──書き換えることが出来るだろうか。日本人の、その常識を。


 出来れば思い出したくないし忘れるように努力しているにもかかわらず周りの言動によって強制的に思い出させられてしまう日というものがある。2月14日など、その最たる例であろう。
 12月24日は、我々鍵っ子にとっては「キムチラーメンを食べる聖なる日」であり、そういう意味では忘れてはいけない日なのであるが、しかし、別の、間違った定義を強制的に思い出させられてしまうことが往々にしてある。
 ここで笑って返してしまうのは、日本人の悲しい性と言えよう。欧米人やムスリムなら、己の信念を書けて議論をふっかけるところである。
 …昔は自分もそのくらいの気概はあったんだがな。鍵っ子として弱くなってしまったということだろうか。
 そんな事は置いといて、今年の12月24日は「Rewrite予約開始日」が重なるという、二重の意味で忘れてはいけない日なのである。
 そんなわけで、今日は帰りがけに大須でRewriteの予約をしてから、尾張瀬戸駅のラーメン屋でキムチラーメンを食って帰った。
 Rewriteの予約は、ゲーマーズとGoodwillどっちにしようか迷ったが、ゲーマーズは何か混んでてめんどくさそうだったので、Goodwillにした。GoodwillならEdyも使えるしね。
Rewrite予約票
 沖縄にいたらGoodwill北谷店で予約したんだろうなあ、年百万の不労所得を得られるようになって沖縄に戻りたいなあ、でも年百万じゃギャルゲー買うの厳しいかなあ、とか現実的なんだか非現実的なんだかわからない願いを心に巡らせながら、店外へ。
 店を出たら、ちょうど矢場町から瀬戸駅前行きのバスが出る時間と合っていたので、それに乗って帰ることにした。ら、30分以上も待たされた。起点の名鉄バスセンターから停留所3つしかないのに、何でこんなに遅れるんだか。しかも後から来るはずの三軒屋行きが先に来るとか。どうなっとるんだ。しかも新出来町でその三軒屋行きのバスが故障して動かなくなってたし。
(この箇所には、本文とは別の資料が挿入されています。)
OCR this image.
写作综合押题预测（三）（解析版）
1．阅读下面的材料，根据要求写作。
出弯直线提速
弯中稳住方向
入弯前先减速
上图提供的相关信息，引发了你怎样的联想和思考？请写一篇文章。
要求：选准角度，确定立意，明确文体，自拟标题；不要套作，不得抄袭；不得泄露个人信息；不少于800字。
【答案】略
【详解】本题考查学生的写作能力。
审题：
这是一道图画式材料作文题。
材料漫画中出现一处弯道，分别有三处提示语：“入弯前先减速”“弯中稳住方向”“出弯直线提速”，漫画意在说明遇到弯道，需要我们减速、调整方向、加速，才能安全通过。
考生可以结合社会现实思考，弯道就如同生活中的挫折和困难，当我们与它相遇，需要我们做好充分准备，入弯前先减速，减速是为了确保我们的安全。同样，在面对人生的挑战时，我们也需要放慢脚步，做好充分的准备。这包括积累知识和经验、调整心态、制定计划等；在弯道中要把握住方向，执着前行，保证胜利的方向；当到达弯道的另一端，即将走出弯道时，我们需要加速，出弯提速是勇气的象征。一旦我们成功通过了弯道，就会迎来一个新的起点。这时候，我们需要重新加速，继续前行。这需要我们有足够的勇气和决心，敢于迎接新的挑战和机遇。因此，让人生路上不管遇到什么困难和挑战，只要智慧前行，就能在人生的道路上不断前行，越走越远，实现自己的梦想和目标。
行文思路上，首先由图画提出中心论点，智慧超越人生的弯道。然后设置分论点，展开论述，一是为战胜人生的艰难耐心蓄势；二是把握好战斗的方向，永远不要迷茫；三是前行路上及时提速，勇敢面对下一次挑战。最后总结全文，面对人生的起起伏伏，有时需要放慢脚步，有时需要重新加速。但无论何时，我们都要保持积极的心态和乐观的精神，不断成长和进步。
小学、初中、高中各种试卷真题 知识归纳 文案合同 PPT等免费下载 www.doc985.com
 道が混んでいたのでバスだと電車の倍の一時間半かかったが、しかしおかげで参考書がかなり読み進められたのでよかった。電車やバスの中だと勉強がはかどるのは何故なんだろう。但しクロスシートに座ったときに限る。だからロングシートしかない地下鉄名城線は使えない。て言うか名城線なにげにループしないし。大曽根か矢田か名古屋港で止まっちゃうから、一日中乗ってられないし。全然関係ないがトランパスあと2ヶ月で販売終了てどういうことだ。マナカとか、鍵っ子の俺には全然関係ないし。
 瀬戸駅に着いて図書館で本の手続きをしていたら、ちょうど目の前で帰りのバスが出てしまった。…まあ、どのみち駅ビルのラーメン屋でキムチラーメンを食べる予定だったからいいのだが。…コンビニでカップ麺とキムチを買って帰るという選択肢もあったのだが。
 キムチラーメンは、まあそれなりの味だった。本来台湾ラーメンの店だから、そこはあんまり期待しちゃいけない。どうでもいいが、何故名古屋人は台湾とかナポリとかベトナムとか、中京圏と全然関係ない地名を食べ物に冠したがるのだろう。
キムチラーメン
 食べながら、「七瀬留美の偉いところはちゃんとラーメン全部食い終わってから店を飛び出したところだよな」等と考えていた。普通は、感情的になって食べずに店を飛び出すか、泣きながら食べてそのまま居続けるかのどちらかである。
 勘定を済ませて店を出たら、既に帰りのバスが止まっていた。あと1分出るのが遅かったら、三十分待ちさせられるところだった。
 帰りのバスの中で、ふと気づいた。
 折原浩平は毎年12月24日にキムチラーメンを食いに行っているが、必ず「女の子と一緒に行っている」のである。つまり、12月24日に取るべき正しい行動は、「男一人でキムチラーメンを食べる」のではなく、「誰でもいいから女の子と一緒にキムチラーメンを食べる」なのである。
 この歳にして、とんでもない間違いに気づいてしまった。しかしこれは、改めろと言われて簡単に改められるものではない。日本社会の常識は未だ「12月24日は恋人同士で過ごすのが最良である」という間違った認識に支配されており、「誰でもいいから異性とキムチラーメンを食べる」という方向に向かう気配は全く無いからである。
 ──書き換えることが出来るだろうか。私の、この運命を。